То есть, тогда как «Древо жизни» приводит нас к эскапизму путем подобной космической фантазии о мире без нас, «Меланхолия» не делает ничего подобного. Она не воображает конец света, чтобы избежать семейного конфликта; Жюстин – по-настоящему меланхолична, лишена фантазматического взгляда. То есть меланхолия, в ее самой радикальной форме, не является сбоем в работе скорби и продолжающейся привязанностью к утерянному объекту, но полной противоположностью: «меланхолия являет собой парадокс стремления скорбеть, которое предшествует и предвосхищает потерю объекта»[16]. В этом заключается стратегия меланхолика: единственный способ обладать объектом, который нам никогда не принадлежал, который был с самого начала утерян, – относиться к объекту, все еще принадлежащему нам полностью, так, как будто бы этот объект был уже утерян.

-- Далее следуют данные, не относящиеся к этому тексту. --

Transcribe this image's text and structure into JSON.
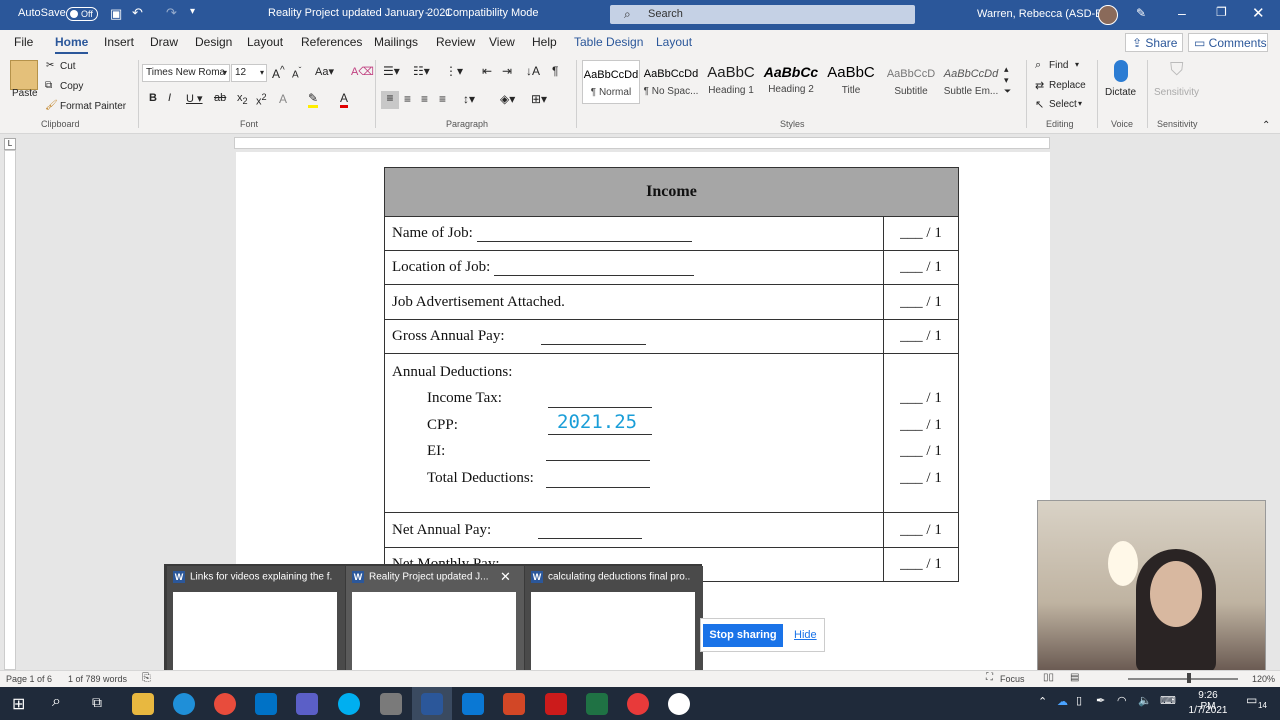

Этот факт придает особый оттенок меланхолическим любовным отношениям, например, между Ньюландом и графиней Оленской в романе Эдит Уортон «Эпоха невинности»: хотя любовники все еще вместе, без ума друг от друга и наслаждаются присутствием друг друга, тень будущей разлуки уже окрашивает их отношения, так что они воспринимают свои нынешние наслаждения под знаком будущей катастрофы (разлуки). В этом конкретном смысле меланхолия является начальной точкой философии, и в этом смысле Жюстин из «Меланхолии» отличается от обыкновенного меланхолика: ее потеря – потеря абсолютная, конец света, и она заранее оплакивает эту абсолютную потерю, буквально проживая конец всего. Когда катастрофа была лишь угрозой, Жюстин была просто меланхоликом в депрессии, но, когда угроза непосредственно близка, она оказывается в своей стихии.

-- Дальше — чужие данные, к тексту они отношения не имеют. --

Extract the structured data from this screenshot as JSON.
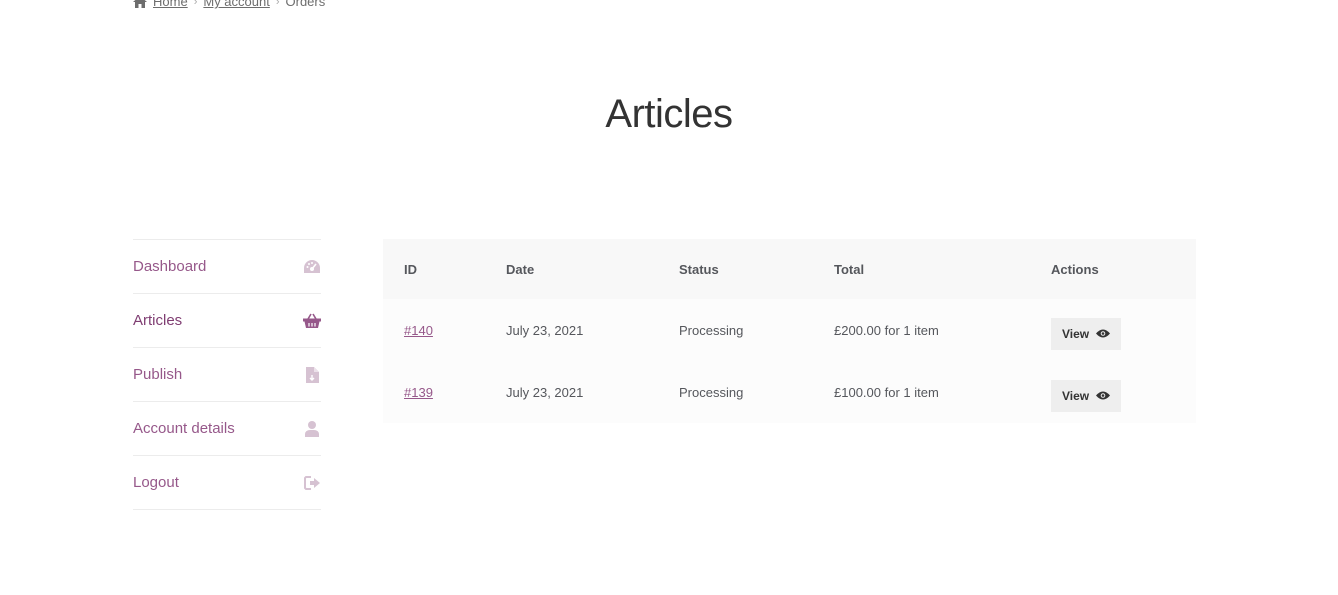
{
  "breadcrumb": {
    "home": "Home",
    "my_account": "My account",
    "current": "Orders",
    "separator": "›"
  },
  "page": {
    "title": "Articles"
  },
  "nav": {
    "items": [
      {
        "label": "Dashboard",
        "icon": "dashboard-icon"
      },
      {
        "label": "Articles",
        "icon": "basket-icon",
        "active": true
      },
      {
        "label": "Publish",
        "icon": "file-icon"
      },
      {
        "label": "Account details",
        "icon": "user-icon"
      },
      {
        "label": "Logout",
        "icon": "sign-out-icon"
      }
    ]
  },
  "table": {
    "headers": [
      "ID",
      "Date",
      "Status",
      "Total",
      "Actions"
    ],
    "rows": [
      {
        "id": "#140",
        "date": "July 23, 2021",
        "status": "Processing",
        "total": "£200.00 for 1 item",
        "action": "View"
      },
      {
        "id": "#139",
        "date": "July 23, 2021",
        "status": "Processing",
        "total": "£100.00 for 1 item",
        "action": "View"
      }
    ]
  },
  "colors": {
    "accent": "#96588a",
    "icon_muted": "#d6c2d2",
    "icon_active": "#96588a",
    "header_bg": "#f8f8f8",
    "row_bg": "#fcfcfc",
    "button_bg": "#eeeeee"
  }
}
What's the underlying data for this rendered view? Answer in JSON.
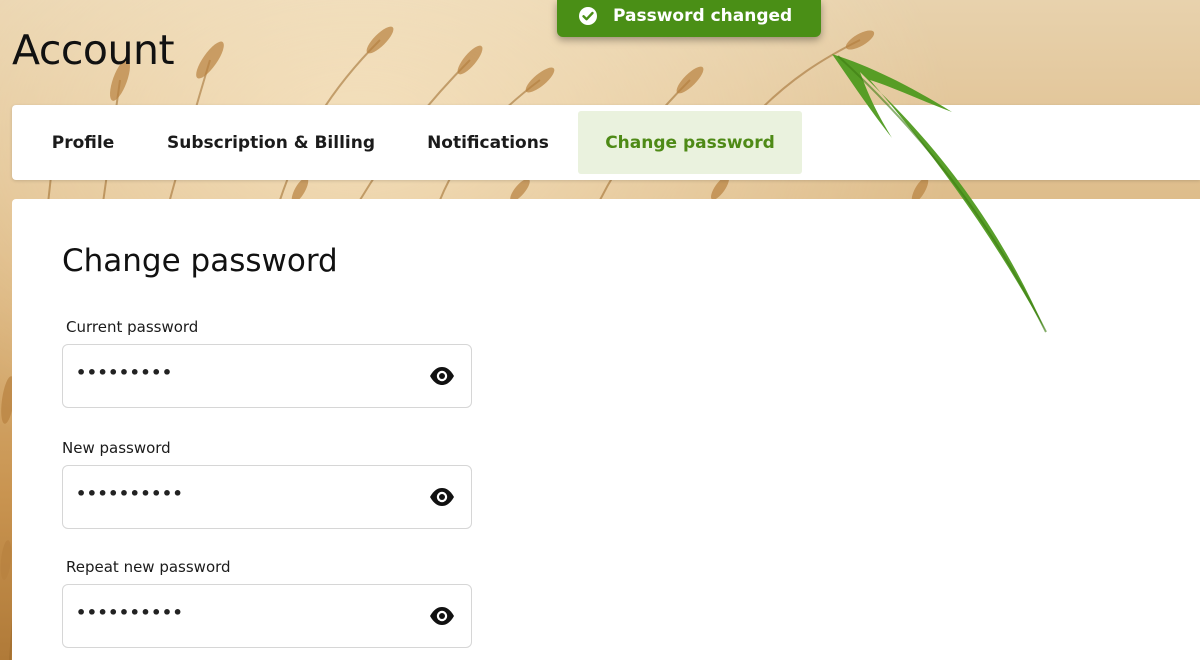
{
  "page": {
    "title": "Account"
  },
  "tabs": [
    {
      "label": "Profile",
      "active": false
    },
    {
      "label": "Subscription & Billing",
      "active": false
    },
    {
      "label": "Notifications",
      "active": false
    },
    {
      "label": "Change password",
      "active": true
    }
  ],
  "form": {
    "title": "Change password",
    "fields": [
      {
        "label": "Current password",
        "value": "•••••••••",
        "icon": "eye-icon"
      },
      {
        "label": "New password",
        "value": "••••••••••",
        "icon": "eye-icon"
      },
      {
        "label": "Repeat new password",
        "value": "••••••••••",
        "icon": "eye-icon"
      }
    ]
  },
  "toast": {
    "message": "Password changed",
    "icon": "check-circle-icon",
    "color": "#4a8f16"
  },
  "colors": {
    "accent": "#4e8a16",
    "active_tab_bg": "#eaf2de",
    "annotation_arrow": "#4f9a1f"
  }
}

Здесь мы достигаем предела события как переобрамления [reframing]: в «Меланхолии» событие выступает не просто сменой рамки, но разрушением рамок как таковых, т. е. исчезновением человечества, материального субстрата всех рамок. Но является ли подобное тотальное разрушение единственным методом отступления от рамки, которая регулирует наш доступ к реальности? Психоаналитическое название этой рамки – фантазия, так что вопрос может быть поставлен применительно к фантазии: можем ли мы отступить на некоторое расстояние от нашей основной фантазии или, как говорил Лакан, можем ли мы пересечь нашу фантазию?
Здесь следует подробнее изучить понятие фантазии. Расхожее представление говорит нам, что, согласно психоанализу, чем бы мы ни занимались, мы всегда думаем об ЭТОМ. Секс является всеобщей референцией за каждым действием. Но настоящий фрейдистский вопрос заключается в следующем: о чем мы думаем, когда занимаемся ЭТИМ? Именно настоящий секс, чтобы быть приятным, должен поддерживаться некой фантазией. Здесь задействована та же самая логика, что и в рассуждениях племени коренных американцев, открывших, что у всех снов есть некий скрытый сексуальный смысл – у всех, кроме откровенно сексуальных; именно в них следует искать иной смысл. Любой контакт с «настоящим» другим, из крови и плоти, любое сексуальное наслаждение, испытываемое нами, когда мы прикасаемся к другому человеку, не является чем-то очевидным, но чем-то по существу травмирующим – сокрушающим, вторгающимся, потенциально отвратительным – для субъекта, чем-то, что может продолжаться и поддерживаться только постольку, поскольку другой вступает в рамку фантазий субъекта.
Итак, что такое фантазия? Фантазия не просто галлюцинаторным образом реализует желание; она его образовывает, предоставляет его координаты – она в буквальном смысле учит нас желать. Говоря немного упрощенно: когда я желаю клубничный торт, не могу получить его в реальной жизни и воображаю, как ем его, то это не фантазия. Проблема стоит по-другому: как я понимаю, что я вообще желаю клубничный торт? На это указывает мне фантазия. Это роль фантазии основывается на том факте, что, как и писал Лакан, нет ни одной универсальной формулы или матрицы, гарантирующей гармоничные половые отношения с партнером: каждый субъект должен придумать собственную фантазию, «частную» формулу для половых отношений.